# Heater hose help!!!!



## cptnmrgn667 (Jan 26, 2017)

So I've been working on my 1994 nissan sentra ga16de for a year and a half now. It has been taking so long because of money issues and school and work and wtvr else. Well I'm getting it together now. Previous owner overheated it and warped the head. So what I did was tear the car down over a year ago, and I have forgotten where a lot of stuff goes. I found the FSM and that has been a huge help

But one thing that the FSM has helped little on and searching google and the forums hasn't helped either, is the heater hoses. upper and lower rad hoses are simple. the hoses between the upper and lower intake manifold are done. What I'm having so much fv****g trouble with, is the hoses coming off of the thermostat housing, the hoses coming off of the lower intake mani, and the hoses going to and from the heater core.

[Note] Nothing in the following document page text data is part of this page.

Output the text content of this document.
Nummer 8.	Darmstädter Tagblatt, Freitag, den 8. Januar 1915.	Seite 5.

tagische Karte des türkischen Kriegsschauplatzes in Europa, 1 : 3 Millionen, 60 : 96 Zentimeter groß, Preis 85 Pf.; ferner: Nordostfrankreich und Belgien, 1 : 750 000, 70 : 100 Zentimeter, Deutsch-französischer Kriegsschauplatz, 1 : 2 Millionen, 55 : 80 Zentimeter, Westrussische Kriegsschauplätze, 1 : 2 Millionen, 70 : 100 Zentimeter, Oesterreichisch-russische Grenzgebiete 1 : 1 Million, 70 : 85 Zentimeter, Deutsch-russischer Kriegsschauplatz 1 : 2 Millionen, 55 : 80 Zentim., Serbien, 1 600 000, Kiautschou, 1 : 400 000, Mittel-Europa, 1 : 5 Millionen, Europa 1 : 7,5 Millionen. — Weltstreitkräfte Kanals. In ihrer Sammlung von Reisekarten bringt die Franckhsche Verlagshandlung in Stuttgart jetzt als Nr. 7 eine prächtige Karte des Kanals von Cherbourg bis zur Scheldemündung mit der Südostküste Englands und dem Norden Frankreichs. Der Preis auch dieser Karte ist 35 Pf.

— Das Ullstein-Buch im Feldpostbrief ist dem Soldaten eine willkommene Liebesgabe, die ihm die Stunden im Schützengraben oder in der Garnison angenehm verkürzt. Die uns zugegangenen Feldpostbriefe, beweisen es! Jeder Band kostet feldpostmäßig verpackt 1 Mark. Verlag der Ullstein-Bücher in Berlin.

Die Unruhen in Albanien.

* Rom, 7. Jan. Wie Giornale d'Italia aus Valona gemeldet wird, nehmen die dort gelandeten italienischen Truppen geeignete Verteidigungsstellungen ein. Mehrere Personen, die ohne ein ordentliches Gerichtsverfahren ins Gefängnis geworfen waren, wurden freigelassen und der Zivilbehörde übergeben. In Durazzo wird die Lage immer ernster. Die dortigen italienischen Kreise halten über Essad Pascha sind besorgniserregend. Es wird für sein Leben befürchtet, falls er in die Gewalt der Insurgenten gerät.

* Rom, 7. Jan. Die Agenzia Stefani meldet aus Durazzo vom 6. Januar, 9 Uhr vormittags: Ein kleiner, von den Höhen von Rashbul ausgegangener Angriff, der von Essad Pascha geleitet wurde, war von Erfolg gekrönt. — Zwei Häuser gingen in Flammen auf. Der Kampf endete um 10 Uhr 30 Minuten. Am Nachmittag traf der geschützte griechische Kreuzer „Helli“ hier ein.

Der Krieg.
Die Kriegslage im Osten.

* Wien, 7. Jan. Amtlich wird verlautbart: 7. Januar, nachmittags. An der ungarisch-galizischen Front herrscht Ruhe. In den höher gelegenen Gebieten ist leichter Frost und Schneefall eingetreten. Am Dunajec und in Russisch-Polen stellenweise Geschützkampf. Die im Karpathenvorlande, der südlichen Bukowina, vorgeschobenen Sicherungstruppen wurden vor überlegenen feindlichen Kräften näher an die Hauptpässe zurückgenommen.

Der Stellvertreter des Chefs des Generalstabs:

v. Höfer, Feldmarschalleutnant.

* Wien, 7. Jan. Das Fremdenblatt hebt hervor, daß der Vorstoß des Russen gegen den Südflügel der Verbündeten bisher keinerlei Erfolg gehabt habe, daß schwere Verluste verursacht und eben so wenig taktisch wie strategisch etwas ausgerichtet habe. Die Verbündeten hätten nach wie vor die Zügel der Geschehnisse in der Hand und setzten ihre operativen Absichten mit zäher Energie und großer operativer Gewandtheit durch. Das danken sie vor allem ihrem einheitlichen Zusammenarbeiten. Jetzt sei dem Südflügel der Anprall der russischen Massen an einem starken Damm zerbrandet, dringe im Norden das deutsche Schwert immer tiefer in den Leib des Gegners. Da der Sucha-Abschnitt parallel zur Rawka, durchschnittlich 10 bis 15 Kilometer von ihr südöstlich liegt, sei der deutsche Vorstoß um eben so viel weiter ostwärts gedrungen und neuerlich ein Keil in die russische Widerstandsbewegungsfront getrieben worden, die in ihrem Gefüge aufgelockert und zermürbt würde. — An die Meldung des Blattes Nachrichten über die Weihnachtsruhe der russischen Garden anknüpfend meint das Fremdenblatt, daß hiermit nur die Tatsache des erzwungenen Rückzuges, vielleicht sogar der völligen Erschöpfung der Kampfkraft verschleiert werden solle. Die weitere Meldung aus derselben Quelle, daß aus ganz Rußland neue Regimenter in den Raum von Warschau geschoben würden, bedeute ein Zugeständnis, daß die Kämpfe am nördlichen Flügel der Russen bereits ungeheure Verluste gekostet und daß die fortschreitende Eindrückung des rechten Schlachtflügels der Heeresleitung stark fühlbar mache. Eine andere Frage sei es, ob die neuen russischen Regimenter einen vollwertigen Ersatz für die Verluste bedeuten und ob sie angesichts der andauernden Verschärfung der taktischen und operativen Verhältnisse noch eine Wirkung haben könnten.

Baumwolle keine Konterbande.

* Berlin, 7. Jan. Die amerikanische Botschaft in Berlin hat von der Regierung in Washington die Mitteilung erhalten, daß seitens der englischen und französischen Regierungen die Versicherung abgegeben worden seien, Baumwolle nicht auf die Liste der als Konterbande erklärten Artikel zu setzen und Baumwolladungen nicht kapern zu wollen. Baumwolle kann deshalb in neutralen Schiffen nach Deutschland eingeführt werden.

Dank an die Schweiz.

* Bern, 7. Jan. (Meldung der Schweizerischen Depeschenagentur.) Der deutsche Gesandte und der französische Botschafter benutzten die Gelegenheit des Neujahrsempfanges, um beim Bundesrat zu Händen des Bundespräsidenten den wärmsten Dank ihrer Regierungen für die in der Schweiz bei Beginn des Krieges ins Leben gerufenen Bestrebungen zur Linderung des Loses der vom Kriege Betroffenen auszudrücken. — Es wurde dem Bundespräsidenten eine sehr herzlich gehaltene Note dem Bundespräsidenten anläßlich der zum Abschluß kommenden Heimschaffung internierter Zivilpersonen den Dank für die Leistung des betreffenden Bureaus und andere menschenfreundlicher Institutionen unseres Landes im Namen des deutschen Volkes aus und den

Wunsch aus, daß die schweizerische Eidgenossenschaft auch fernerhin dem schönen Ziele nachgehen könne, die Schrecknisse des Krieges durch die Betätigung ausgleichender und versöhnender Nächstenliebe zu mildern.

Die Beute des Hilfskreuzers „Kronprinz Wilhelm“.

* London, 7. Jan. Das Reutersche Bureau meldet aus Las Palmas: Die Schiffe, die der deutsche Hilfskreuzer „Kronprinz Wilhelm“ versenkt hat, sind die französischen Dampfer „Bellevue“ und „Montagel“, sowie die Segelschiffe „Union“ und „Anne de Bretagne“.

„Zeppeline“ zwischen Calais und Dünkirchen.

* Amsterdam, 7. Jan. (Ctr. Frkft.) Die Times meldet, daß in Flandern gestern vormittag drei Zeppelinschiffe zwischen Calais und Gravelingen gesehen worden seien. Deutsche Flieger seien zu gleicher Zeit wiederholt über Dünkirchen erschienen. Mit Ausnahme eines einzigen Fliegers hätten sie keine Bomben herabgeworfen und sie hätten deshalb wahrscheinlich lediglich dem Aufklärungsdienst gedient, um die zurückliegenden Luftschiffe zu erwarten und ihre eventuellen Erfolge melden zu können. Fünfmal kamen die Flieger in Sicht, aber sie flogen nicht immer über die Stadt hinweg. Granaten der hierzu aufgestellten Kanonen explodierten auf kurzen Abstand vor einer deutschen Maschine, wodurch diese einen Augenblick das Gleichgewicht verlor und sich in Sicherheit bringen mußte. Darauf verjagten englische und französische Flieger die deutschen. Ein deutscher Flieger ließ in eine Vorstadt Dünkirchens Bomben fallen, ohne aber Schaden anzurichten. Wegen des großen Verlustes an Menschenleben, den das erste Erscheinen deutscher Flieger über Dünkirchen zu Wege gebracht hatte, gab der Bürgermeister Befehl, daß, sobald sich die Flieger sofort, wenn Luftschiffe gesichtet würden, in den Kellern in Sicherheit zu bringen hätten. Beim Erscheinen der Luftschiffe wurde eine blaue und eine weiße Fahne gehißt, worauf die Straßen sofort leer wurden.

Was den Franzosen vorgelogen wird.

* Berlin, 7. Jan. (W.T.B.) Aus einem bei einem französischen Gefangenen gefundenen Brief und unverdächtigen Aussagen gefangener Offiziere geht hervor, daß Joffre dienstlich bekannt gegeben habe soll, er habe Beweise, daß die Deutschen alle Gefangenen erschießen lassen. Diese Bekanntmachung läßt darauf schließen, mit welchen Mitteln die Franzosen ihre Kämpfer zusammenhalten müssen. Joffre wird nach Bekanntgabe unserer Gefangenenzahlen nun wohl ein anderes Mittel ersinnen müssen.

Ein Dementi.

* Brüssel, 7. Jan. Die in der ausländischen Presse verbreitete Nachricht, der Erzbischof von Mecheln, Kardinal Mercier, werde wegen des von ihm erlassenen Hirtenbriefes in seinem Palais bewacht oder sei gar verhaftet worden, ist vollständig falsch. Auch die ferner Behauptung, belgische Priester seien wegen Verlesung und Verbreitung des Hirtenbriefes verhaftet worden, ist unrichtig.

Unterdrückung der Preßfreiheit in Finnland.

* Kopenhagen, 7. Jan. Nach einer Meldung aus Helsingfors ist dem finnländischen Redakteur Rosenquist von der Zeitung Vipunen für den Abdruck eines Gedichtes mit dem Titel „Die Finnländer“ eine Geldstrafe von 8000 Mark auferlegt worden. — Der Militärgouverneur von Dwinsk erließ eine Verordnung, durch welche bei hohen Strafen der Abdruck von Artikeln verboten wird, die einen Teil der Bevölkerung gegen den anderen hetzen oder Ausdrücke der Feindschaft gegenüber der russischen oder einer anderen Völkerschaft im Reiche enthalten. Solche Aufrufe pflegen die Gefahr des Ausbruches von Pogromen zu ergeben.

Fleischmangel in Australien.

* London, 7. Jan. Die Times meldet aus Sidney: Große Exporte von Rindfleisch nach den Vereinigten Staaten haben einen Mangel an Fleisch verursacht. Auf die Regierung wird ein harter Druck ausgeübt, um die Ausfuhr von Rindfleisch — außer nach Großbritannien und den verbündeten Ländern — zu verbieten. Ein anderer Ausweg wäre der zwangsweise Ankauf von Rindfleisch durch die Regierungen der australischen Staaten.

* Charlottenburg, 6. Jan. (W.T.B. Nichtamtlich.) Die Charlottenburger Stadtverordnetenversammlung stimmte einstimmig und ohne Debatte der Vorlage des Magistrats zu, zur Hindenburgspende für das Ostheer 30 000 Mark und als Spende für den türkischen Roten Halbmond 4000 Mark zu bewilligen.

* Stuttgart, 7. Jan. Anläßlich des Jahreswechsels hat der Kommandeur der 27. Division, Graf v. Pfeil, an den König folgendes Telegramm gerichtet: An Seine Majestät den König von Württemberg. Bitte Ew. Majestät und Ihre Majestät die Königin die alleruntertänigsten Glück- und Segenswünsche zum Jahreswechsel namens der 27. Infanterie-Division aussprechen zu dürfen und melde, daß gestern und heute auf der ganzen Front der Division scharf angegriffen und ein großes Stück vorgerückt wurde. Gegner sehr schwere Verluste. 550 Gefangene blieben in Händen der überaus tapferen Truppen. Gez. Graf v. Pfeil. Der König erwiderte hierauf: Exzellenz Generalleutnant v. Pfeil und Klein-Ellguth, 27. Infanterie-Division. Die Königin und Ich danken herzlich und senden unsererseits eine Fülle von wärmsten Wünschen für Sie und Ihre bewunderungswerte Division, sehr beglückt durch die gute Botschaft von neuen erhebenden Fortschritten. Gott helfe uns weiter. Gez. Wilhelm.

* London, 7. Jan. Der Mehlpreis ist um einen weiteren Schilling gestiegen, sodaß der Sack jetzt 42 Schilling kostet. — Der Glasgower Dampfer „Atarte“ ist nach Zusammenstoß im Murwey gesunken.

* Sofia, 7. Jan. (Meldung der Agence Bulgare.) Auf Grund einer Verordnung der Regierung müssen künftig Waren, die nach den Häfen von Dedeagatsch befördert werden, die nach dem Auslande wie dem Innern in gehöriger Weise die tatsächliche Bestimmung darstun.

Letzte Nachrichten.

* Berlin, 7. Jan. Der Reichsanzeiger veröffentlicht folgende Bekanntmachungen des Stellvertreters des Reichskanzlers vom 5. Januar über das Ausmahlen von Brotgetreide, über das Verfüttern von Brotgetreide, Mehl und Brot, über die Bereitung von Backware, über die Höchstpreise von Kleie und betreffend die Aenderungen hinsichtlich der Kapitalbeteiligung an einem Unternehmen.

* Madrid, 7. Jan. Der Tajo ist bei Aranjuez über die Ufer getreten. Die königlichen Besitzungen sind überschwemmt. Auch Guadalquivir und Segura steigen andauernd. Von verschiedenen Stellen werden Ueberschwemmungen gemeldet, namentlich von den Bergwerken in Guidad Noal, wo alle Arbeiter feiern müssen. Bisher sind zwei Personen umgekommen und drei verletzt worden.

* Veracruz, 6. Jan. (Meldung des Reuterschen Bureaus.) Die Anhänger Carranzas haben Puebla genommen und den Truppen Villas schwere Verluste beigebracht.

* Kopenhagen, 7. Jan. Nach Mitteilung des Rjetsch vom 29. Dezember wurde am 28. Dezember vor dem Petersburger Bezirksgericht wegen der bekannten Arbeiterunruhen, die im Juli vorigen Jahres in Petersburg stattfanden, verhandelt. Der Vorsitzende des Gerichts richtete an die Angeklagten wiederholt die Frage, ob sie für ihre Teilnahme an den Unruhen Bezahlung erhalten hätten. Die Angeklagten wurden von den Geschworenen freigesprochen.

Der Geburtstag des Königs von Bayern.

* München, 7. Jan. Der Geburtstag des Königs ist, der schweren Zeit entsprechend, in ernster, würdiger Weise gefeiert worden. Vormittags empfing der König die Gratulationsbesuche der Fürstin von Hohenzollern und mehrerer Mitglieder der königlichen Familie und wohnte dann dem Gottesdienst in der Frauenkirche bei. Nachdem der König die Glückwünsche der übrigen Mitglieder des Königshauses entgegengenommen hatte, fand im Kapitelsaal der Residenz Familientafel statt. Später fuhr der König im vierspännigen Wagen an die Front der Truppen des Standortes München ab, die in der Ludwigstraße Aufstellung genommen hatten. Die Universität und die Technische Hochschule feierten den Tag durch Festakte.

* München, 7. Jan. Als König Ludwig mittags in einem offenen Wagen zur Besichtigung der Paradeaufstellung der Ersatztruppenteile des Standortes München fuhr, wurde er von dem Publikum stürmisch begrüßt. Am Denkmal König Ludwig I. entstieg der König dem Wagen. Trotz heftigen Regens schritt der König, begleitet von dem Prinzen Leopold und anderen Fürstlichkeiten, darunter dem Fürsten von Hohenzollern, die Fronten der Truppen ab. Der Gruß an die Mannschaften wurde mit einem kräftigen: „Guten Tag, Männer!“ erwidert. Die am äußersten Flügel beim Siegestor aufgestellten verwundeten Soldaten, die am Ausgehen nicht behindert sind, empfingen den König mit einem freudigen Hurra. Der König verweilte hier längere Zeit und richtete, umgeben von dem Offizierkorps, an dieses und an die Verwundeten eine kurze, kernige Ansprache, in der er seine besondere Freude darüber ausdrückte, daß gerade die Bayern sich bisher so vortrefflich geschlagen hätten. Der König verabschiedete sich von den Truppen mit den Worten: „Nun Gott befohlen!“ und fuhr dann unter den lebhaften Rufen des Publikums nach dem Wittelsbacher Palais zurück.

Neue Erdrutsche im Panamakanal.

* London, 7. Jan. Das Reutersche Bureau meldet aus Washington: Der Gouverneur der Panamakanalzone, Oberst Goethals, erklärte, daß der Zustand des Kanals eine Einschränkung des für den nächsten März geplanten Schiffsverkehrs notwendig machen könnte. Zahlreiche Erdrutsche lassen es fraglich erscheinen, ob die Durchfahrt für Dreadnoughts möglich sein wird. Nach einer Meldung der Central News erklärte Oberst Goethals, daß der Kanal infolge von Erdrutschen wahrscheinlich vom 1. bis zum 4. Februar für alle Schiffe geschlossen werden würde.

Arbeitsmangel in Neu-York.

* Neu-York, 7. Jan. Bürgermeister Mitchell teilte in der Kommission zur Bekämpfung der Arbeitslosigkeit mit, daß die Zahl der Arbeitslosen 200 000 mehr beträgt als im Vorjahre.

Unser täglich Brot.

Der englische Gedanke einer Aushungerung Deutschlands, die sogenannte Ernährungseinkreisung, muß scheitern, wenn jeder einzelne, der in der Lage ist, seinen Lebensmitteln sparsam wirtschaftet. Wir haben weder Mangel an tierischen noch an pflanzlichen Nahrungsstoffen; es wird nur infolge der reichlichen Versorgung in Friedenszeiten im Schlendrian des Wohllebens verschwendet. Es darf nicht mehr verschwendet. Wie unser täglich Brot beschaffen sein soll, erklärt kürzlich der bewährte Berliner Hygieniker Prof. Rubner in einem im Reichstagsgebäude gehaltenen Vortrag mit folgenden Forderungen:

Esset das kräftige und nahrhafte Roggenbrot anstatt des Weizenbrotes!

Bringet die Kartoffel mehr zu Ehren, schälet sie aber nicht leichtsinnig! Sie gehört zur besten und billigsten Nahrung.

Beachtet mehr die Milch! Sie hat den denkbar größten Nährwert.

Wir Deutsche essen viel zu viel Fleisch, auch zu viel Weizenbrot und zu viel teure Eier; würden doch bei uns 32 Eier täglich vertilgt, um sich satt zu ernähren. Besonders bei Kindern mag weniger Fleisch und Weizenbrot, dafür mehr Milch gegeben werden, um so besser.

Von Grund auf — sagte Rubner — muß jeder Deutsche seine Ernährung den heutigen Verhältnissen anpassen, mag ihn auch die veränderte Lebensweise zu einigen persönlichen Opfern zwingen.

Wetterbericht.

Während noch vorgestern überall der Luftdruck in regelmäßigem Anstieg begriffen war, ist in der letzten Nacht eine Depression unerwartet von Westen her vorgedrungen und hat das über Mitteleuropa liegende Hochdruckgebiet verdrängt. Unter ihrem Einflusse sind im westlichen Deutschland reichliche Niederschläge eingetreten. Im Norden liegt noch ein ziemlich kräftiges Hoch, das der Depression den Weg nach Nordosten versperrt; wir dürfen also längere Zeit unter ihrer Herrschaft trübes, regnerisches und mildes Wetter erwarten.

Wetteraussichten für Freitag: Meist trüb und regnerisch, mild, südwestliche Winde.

There are 2 5/8" nipples coming off the the thermostat housing, and 2 5/8" nipples coming off of the lower intake mani. All 4 nipples are on the passengers side of the motor. I cannot figure out which ones hook up to where. Also why are the heater core nipples 3/4" and not 5/8"? That seems so stupid.

PLEASE HELP!

If someone could snap a picture of that area and post it I would be so greatful. Or text it to me 574 360 8310

Thank you.


----------



## smj999smj (Jan 1, 2006)

This link may help a little:

https://www.nissanpartsdeal.com/par...entra/water-hose-piping.html?Diagram=211_E001

This might help with the secondary air system hoses, if you need any:

https://www.nissanpartsdeal.com/par...ra/secondary-air-system.html?Diagram=148_F001


----------